What is a Fiduciary?

fi•du•ci•ar•y – A financial advisor held to a Fiduciary Standard occupies a position of special trust and confidence when working with a client. As a Fiduciary, the financial advisor is required to act with undivided loyalty to the client. This includes disclosure of how the financial advisor is to be compensated and any corresponding conflicts of interest.

A fiduciary is a person or firm that has a legal responsibility to put the interest of their clients ahead of their own.  A physician, an attorney and a CPA are held to this standard.  Why not your financial advisor?

Is your broker or advisor working for you?

Federal and state law requires that Registered Investment Advisors are held to a Fiduciary Standard. This law requires that an advisor act solely in the best interest of the client, even if that interest is in conflict with the advisor’s financial interest.
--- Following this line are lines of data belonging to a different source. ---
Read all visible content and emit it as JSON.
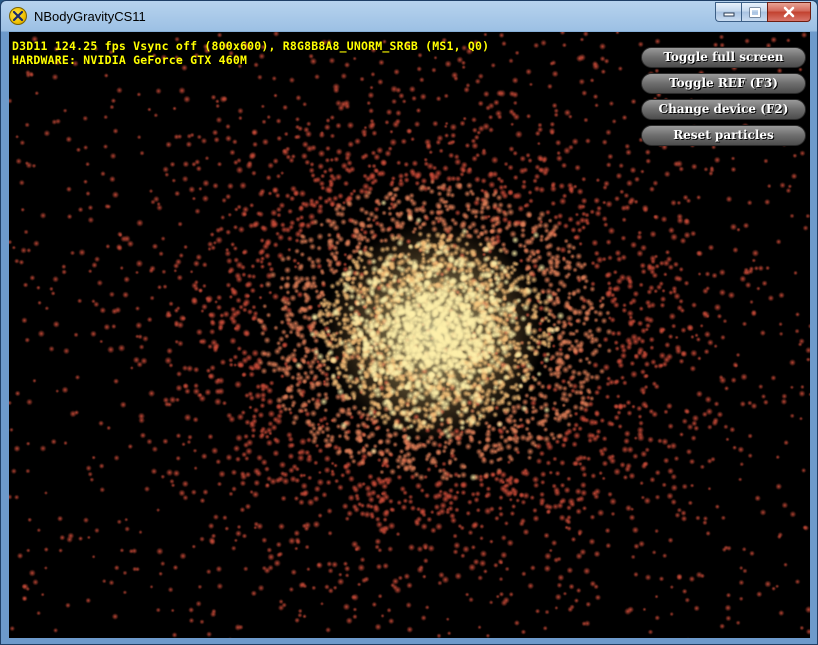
{
  "window": {
    "title": "NBodyGravityCS11",
    "icon": "directx-x-icon",
    "controls": [
      "minimize-icon",
      "maximize-icon",
      "close-icon"
    ]
  },
  "hud": {
    "line1": "D3D11 124.25 fps Vsync off (800x600), R8G8B8A8_UNORM_SRGB (MS1, Q0)",
    "line2": "HARDWARE: NVIDIA GeForce GTX 460M",
    "color": "#ffff00"
  },
  "buttons": [
    {
      "label": "Toggle full screen"
    },
    {
      "label": "Toggle REF (F3)"
    },
    {
      "label": "Change device (F2)"
    },
    {
      "label": "Reset particles"
    }
  ],
  "scene": {
    "background": "#000000",
    "core_color": "#fff3a6",
    "particle_color": "#e0604a"
  }
}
Investment Advisors must disclose any conflict, or potential conflict, to the client prior to and throughout a business engagement. Investment Advisors must adopt a Code of Ethics and fully disclose how they are compensated.

Unfortunately, only a small proportion of "financial advisors" are federally or state-registered Investment Advisors. Most so-called financial advisors are considered "Broker-Dealers" by the United States Securities and Exchange Commission (SEC). They are held to a lower standard of diligence on behalf of their clients. In fact, they are required by federal law to act in the best interest of their employer, not in the best interest of their clients.